Since the last FOMC statement on June 10th, when Chair Powell pretty-much went "all-in", gold has exploded higher, the dollar has weakened, and stocks tumbled...
And the yield curve has flattened dramatically...
Neither of which are good signs for The Fed's credibility. Worse still, the market is pricing in negative rates at or before Dec 2021 and basically zero rates for the foreseeable future...
So, as we noted in the preview, how can Powell "out-dove" a market that is already at historic levels of implied dovishness?
As BofA ominously warns, "perception that the Fed is out of ammo could cause a reassessment of the Fed "put" and support USD via lower risk assets."
One way that some expect is for the FOMC to describe the main purpose of asset purchases as increasing policy accommodation and supporting the recovery, rather than supporting smooth market functioning. The new purpose would likely imply targeting a somewhat longer average maturity rather than buying roughly evenly across the curve.
Most expect a nothing-burger today, more-of-the-same (with policy actions perhaps in September), with 'hints' at actions the most likely.
And largely it was - no change on rates obviously:
*FED HOLDS BENCHMARK FUNDS RATE IN TARGET RANGE OF ZERO TO 0.25%
*FED HOLDS IOER AT 0.10%, DISCOUNT RATE AT 0.25%
Things are improving (just as employment data is about to roll over):
- *FED: ACTIVITY, JOBS PICKED UP BUT STILL BELOW EARLIER LEVELS
And will continue with its "all-in" buying scheme:
*FED REPEATS WILL INCREASE ASSET HOLDINGS `AT THE CURRENT PACE’

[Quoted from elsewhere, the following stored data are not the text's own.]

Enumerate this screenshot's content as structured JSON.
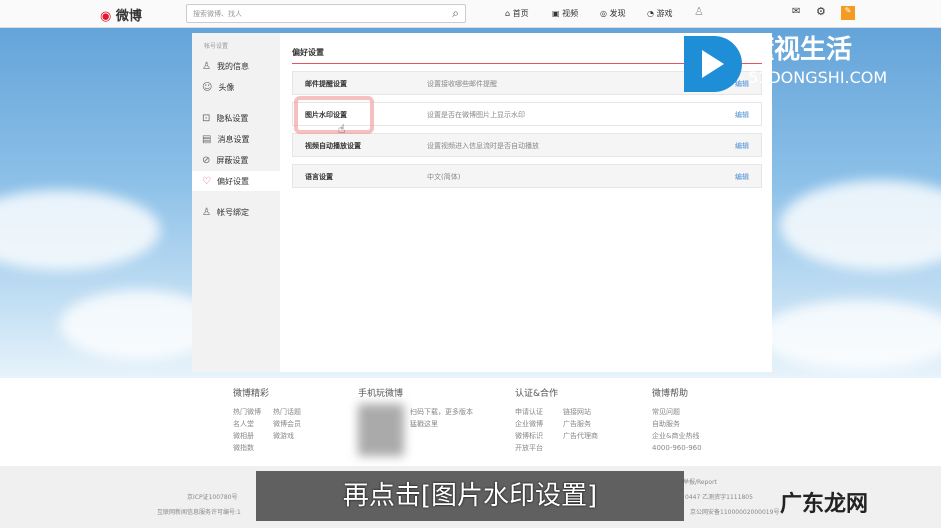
{
  "header": {
    "logo": "微博",
    "search_placeholder": "搜索微博、找人",
    "nav": [
      "首页",
      "视频",
      "发现",
      "游戏"
    ]
  },
  "sidebar": {
    "heading": "帐号设置",
    "items": [
      {
        "label": "我的信息",
        "icon": "user-icon"
      },
      {
        "label": "头像",
        "icon": "avatar-icon"
      },
      {
        "label": "隐私设置",
        "icon": "lock-icon"
      },
      {
        "label": "消息设置",
        "icon": "message-icon"
      },
      {
        "label": "屏蔽设置",
        "icon": "block-icon"
      },
      {
        "label": "偏好设置",
        "icon": "heart-icon"
      },
      {
        "label": "帐号绑定",
        "icon": "user-icon"
      }
    ]
  },
  "main": {
    "title": "偏好设置",
    "rows": [
      {
        "name": "邮件提醒设置",
        "desc": "设置接收哪些邮件提醒",
        "edit": "编辑"
      },
      {
        "name": "图片水印设置",
        "desc": "设置是否在微博图片上显示水印",
        "edit": "编辑"
      },
      {
        "name": "视频自动播放设置",
        "desc": "设置视频进入信息流时是否自动播放",
        "edit": "编辑"
      },
      {
        "name": "语言设置",
        "desc": "中文(简体)",
        "edit": "编辑"
      }
    ]
  },
  "footer": {
    "cols": [
      {
        "title": "微博精彩",
        "links": [
          "热门微博",
          "热门话题",
          "名人堂",
          "微博会员",
          "微相册",
          "微游戏",
          "微指数"
        ]
      },
      {
        "title": "手机玩微博",
        "links": [
          "扫码下载，更多版本",
          "猛戳这里"
        ]
      },
      {
        "title": "认证&合作",
        "links": [
          "申请认证",
          "链接网站",
          "企业微博",
          "广告服务",
          "微博标识",
          "广告代理商",
          "开放平台"
        ]
      },
      {
        "title": "微博帮助",
        "links": [
          "常见问题",
          "自助服务",
          "企业&商业热线",
          "4000-960-960"
        ]
      }
    ],
    "legal": [
      "京ICP证100780号",
      "互联网新闻信息服务许可编号:1",
      "举报/Report",
      "0447  乙测资字1111805",
      "京公网安备11000002000019号"
    ]
  },
  "subtitle": "再点击[图片水印设置]",
  "watermark": {
    "brand": "懂视生活",
    "domain": "51DONGSHI.COM",
    "corner": "广东龙网"
  }
}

*FED EXTENDS CENTRAL BANK DOLLAR REPO AND SWAP LINES TO MARCH 31
And nothing will change until everything is fixed?
- *FED ON HOLD UNTIL CONFIDENT ECONOMY ON TRACK, VOTE UNANIMOUS
The key quote from the FOMC:
“The path of the economy will depend significantly on the course of the virus. The ongoing public health crisis will weigh heavily on economic activity, employment, and inflation in the near term, and poses considerable risks to the economic outlook over the medium term.”
Separately, and also not surprisingly at all, the Fed also said that it would extend emergency measures it launched earlier this year through March 31, 2021 to ensure the global financial system has access to a ready supply of U.S. dollars, including temporary liquidity swap lines and its temporary repurchase agreement facility for foreign and international monetary authorities.
"The extensions of these facilities will help sustain recent improvements in global U.S. dollar funding markets by maintaining these important liquidity backstops," the Fed said, noting that the extension of temporary swap lines applies to nine foreign central banks previously announced March 19, 2020.
* * *
What was notable is just how little in the statement was changed from last time: as the June Redline below shows, there were virtually no changes, with the only notable addition the sentence "The path of the economy will depend significantly on the course of the virus." Well duh. The Fed also changed language modestly around the labor market, noting a "pick up in employment"... just as employment pick up reverses lower.